We love Youganda
Kampala, 10.12.2011
Als ich früh morgens um 6.45 Uhr nach dreizehn Stunden Flug in Entebbe lande, bin ich erst einmal irritiert: Weit und breit ist niemand, der mich wie vereinbart abholt. Also nehme ich mir ein Taxi. Die Autofahrt vom Flughafen bis in Ugandas Hauptstadt Kampala mutet an wie ein Suizidversuch, aber ich erreiche die Unterkunft, in der sich der Rest der Gruppe aus Hamburg noch im Tiefschlaf befindet. Der Auftrag und der Plan für den Aufenthalt lauten: einen Song mit einem lokalen Künstler aufnehmen und das Trinkwasserprojekt von VCA in der Region Oyam, im Norden des Landes, besuchen. Die deutsche NGO arbeitet gemeinsam mit der Welthungerhilfe in Ländern, in denen die Trinkwasserversorgung nicht gewährleistet ist, und finanziert Projekte, um den Zugang zu sauberem Wasser und den Bau sanitärer Anlagen und Hygieneeinrichtungen in den Dörfern zu ermöglichen.

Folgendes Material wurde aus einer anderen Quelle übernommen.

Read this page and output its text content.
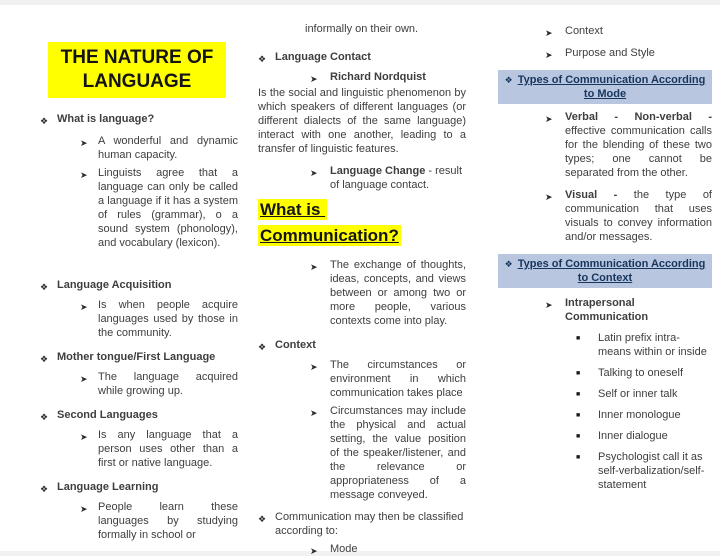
THE NATURE OF LANGUAGE
❖ What is language?
➤ A wonderful and dynamic human capacity.
➤ Linguists agree that a language can only be called a language if it has a system of rules (grammar), o a sound system (phonology), and vocabulary (lexicon).
❖ Language Acquisition
➤ Is when people acquire languages used by those in the community.
❖ Mother tongue/First Language
➤ The language acquired while growing up.
❖ Second Languages
➤ Is any language that a person uses other than a first or native language.
❖ Language Learning
➤ People learn these languages by studying formally in school or
informally on their own.
❖ Language Contact
➤ Richard Nordquist
Is the social and linguistic phenomenon by which speakers of different languages (or different dialects of the same language) interact with one another, leading to a transfer of linguistic features.
➤ Language Change - result of language contact.
What is
Communication?
➤ The exchange of thoughts, ideas, concepts, and views between or among two or more people, various contexts come into play.
❖ Context
➤ The circumstances or environment in which communication takes place
➤ Circumstances may include the physical and actual setting, the value position of the speaker/listener, and the relevance or appropriateness of a message conveyed.
❖ Communication may then be classified according to:
➤ Mode
➤ Context
➤ Purpose and Style
❖ Types of Communication According to Mode
➤ Verbal - Non-verbal - effective communication calls for the blending of these two types; one cannot be separated from the other.
➤ Visual - the type of communication that uses visuals to convey information and/or messages.
❖ Types of Communication According to Context
➤ Intrapersonal Communication
■ Latin prefix intra- means within or inside
■ Talking to oneself
■ Self or inner talk
■ Inner monologue
■ Inner dialogue
■ Psychologist call it as self-verbalization/self-statement
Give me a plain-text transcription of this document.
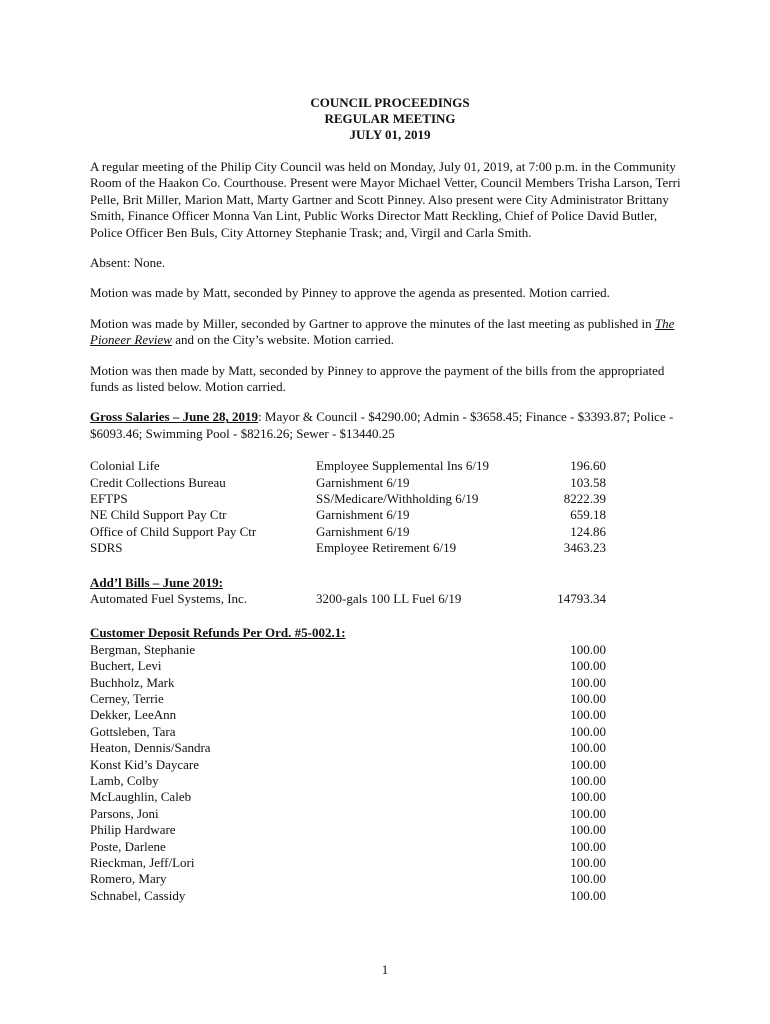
COUNCIL PROCEEDINGS
REGULAR MEETING
JULY 01, 2019

A regular meeting of the Philip City Council was held on Monday, July 01, 2019, at 7:00 p.m. in the Community Room of the Haakon Co. Courthouse. Present were Mayor Michael Vetter, Council Members Trisha Larson, Terri Pelle, Brit Miller, Marion Matt, Marty Gartner and Scott Pinney. Also present were City Administrator Brittany Smith, Finance Officer Monna Van Lint, Public Works Director Matt Reckling, Chief of Police David Butler, Police Officer Ben Buls, City Attorney Stephanie Trask; and, Virgil and Carla Smith.

Absent: None.

Motion was made by Matt, seconded by Pinney to approve the agenda as presented. Motion carried.

Motion was made by Miller, seconded by Gartner to approve the minutes of the last meeting as published in The Pioneer Review and on the City’s website. Motion carried.

Motion was then made by Matt, seconded by Pinney to approve the payment of the bills from the appropriated funds as listed below. Motion carried.

Gross Salaries – June 28, 2019: Mayor & Council - $4290.00; Admin - $3658.45; Finance - $3393.87; Police - $6093.46; Swimming Pool - $8216.26; Sewer - $13440.25

Colonial Life	Employee Supplemental Ins 6/19	196.60
Credit Collections Bureau	Garnishment 6/19	103.58
EFTPS	SS/Medicare/Withholding 6/19	8222.39
NE Child Support Pay Ctr	Garnishment 6/19	659.18
Office of Child Support Pay Ctr	Garnishment 6/19	124.86
SDRS	Employee Retirement 6/19	3463.23
Add’l Bills – June 2019:
Automated Fuel Systems, Inc.	3200-gals 100 LL Fuel 6/19	14793.34
Customer Deposit Refunds Per Ord. #5-002.1:
Bergman, Stephanie	100.00
Buchert, Levi	100.00
Buchholz, Mark	100.00
Cerney, Terrie	100.00
Dekker, LeeAnn	100.00
Gottsleben, Tara	100.00
Heaton, Dennis/Sandra	100.00
Konst Kid’s Daycare	100.00
Lamb, Colby	100.00
McLaughlin, Caleb	100.00
Parsons, Joni	100.00
Philip Hardware	100.00
Poste, Darlene	100.00
Rieckman, Jeff/Lori	100.00
Romero, Mary	100.00
Schnabel, Cassidy	100.00
1
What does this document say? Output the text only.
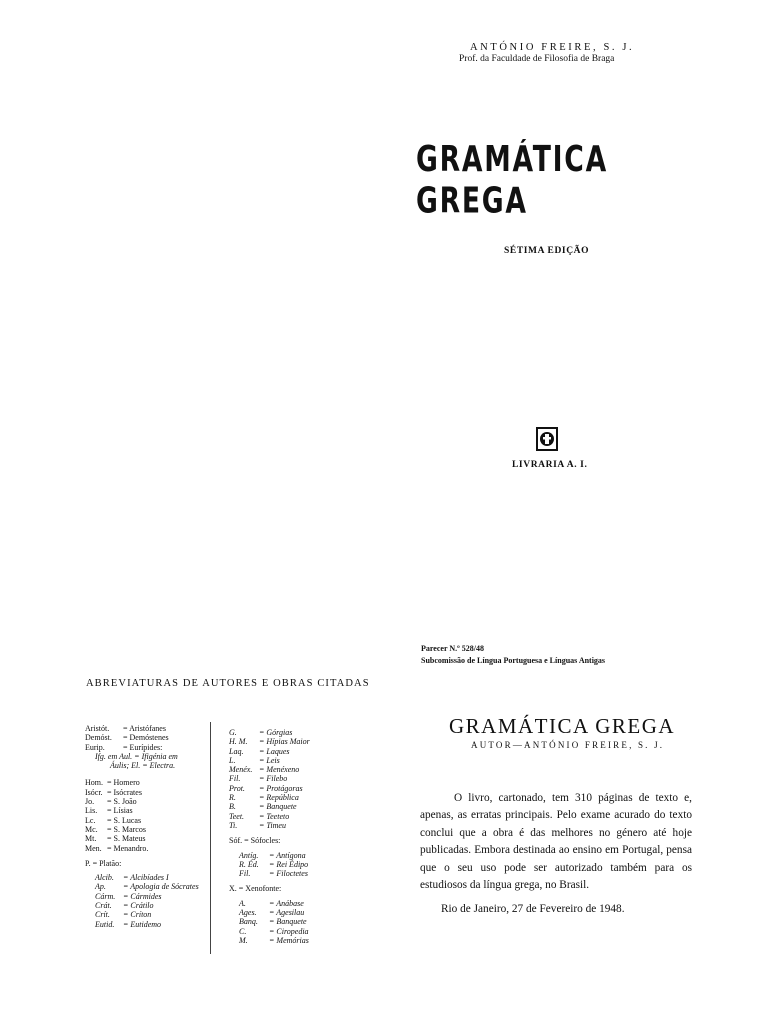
ANTÓNIO FREIRE, S. J.
Prof. da Faculdade de Filosofia de Braga
GRAMÁTICA GREGA
SÉTIMA EDIÇÃO
LIVRARIA A. I.
Parecer N.º 528/48
Subcomissão de Língua Portuguesa e Línguas Antigas
GRAMÁTICA GREGA
AUTOR—ANTÓNIO FREIRE, S. J.

O livro, cartonado, tem 310 páginas de texto e, apenas, as erratas principais. Pelo exame acurado do texto conclui que a obra é das melhores no género até hoje publicadas. Embora destinada ao ensino em Portugal, pensa que o seu uso pode ser autorizado também para os estudiosos da língua grega, no Brasil.

Rio de Janeiro, 27 de Fevereiro de 1948.

ABREVIATURAS DE AUTORES E OBRAS CITADAS
Aristót. = Aristófanes
Demóst. = Demóstenes
Eurip. = Eurípides:
Ifg. em Aul. = Ifigénia em
Áulis; El. = Electra.
Hom. = Homero
Isócr. = Isócrates
Jo. = S. João
Lis. = Lísias
Lc. = S. Lucas
Mc. = S. Marcos
Mt. = S. Mateus
Men. = Menandro.
P. = Platão:
Alcib. = Alcibíades I
Ap. = Apologia de Sócrates
Cárm. = Cármides
Crát. = Crátilo
Crít. = Críton
Eutid. = Eutidemo
G.	= Górgias
H. M. = Hípias Maior
Laq. = Laques
L.	= Leis
Menéx. = Menéxeno
Fil. = Filebo
Prot. = Protágoras
R.	= República
B.	= Banquete
Teet. = Teeteto
Ti.	= Timeu
Sóf. = Sófocles:
Antíg. = Antígona
R. Éd. = Rei Édipo
Fil. = Filoctetes
X. = Xenofonte:
A.	= Anábase
Ages. = Agesilau
Banq. = Banquete
C.	= Ciropedia
M.	= Memórias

Mit Rebelzer, einem Graffiti-Künstler aus Hamburg, breche ich auf nach Kabalagala, einem Viertel, das man das St. Pauli von Kampala nennen könnte. Fleisch und Mais braten hier auf Grillrosten, die aus alten Autofelgen gebaut werden, überall stehen Motorräder und Autos japanischen Fabrikats. Rebelzer hat Sprühdosen und Farbe dabei und will sich im Stadtbild Kampalas mit seinen Freaks verewigen, für die er auch in Hamburg bekannt ist. An einer Abzweigung neben der Hauptstraße beginnen bereits die Wellblechverschläge. Plötzlich bin ich hellwach, denn in einigen Metern Entfernung kündigt ein Schild einen Plattenladen auf der Tank Hill Road an. In der Hoffnung, dort Kontakte knüpfen zu können, klopfe ich an die Tür. Eine Frau eröffnet uns den stockdunklen Raum, in dem keine CDs oder Platten zu sehen sind. Sie stellt sich als Managerin vor und heißt Julia. Als ich frage, was sie hier managt, klärt sie mich grinsend auf: Ich habe zielsicher im Chaos von Kabalagala ein Tonstudio gefunden. Auf die Frage, ob es hier vielleicht möglich sei, mit einem Rapper einen Song zu produzieren, wird ihr Grinsen noch breiter und sie läd uns ein, einen Blick durch die hintere Tür zu werfen. Wir blicken in einen Regieraum: In ihm sitzen zwei Jungs vor dunklen Bildschirmen. Die Stromversorgung ist zusammengebrochen, weshalb Ricko und Nako, die gerade einen Song aufnehmen wollen, zum Nichtstun verdonnert sind. Wir einigen uns darauf, dass Julia anruft, wenn die Stromversorgung wieder gewährleistet ist.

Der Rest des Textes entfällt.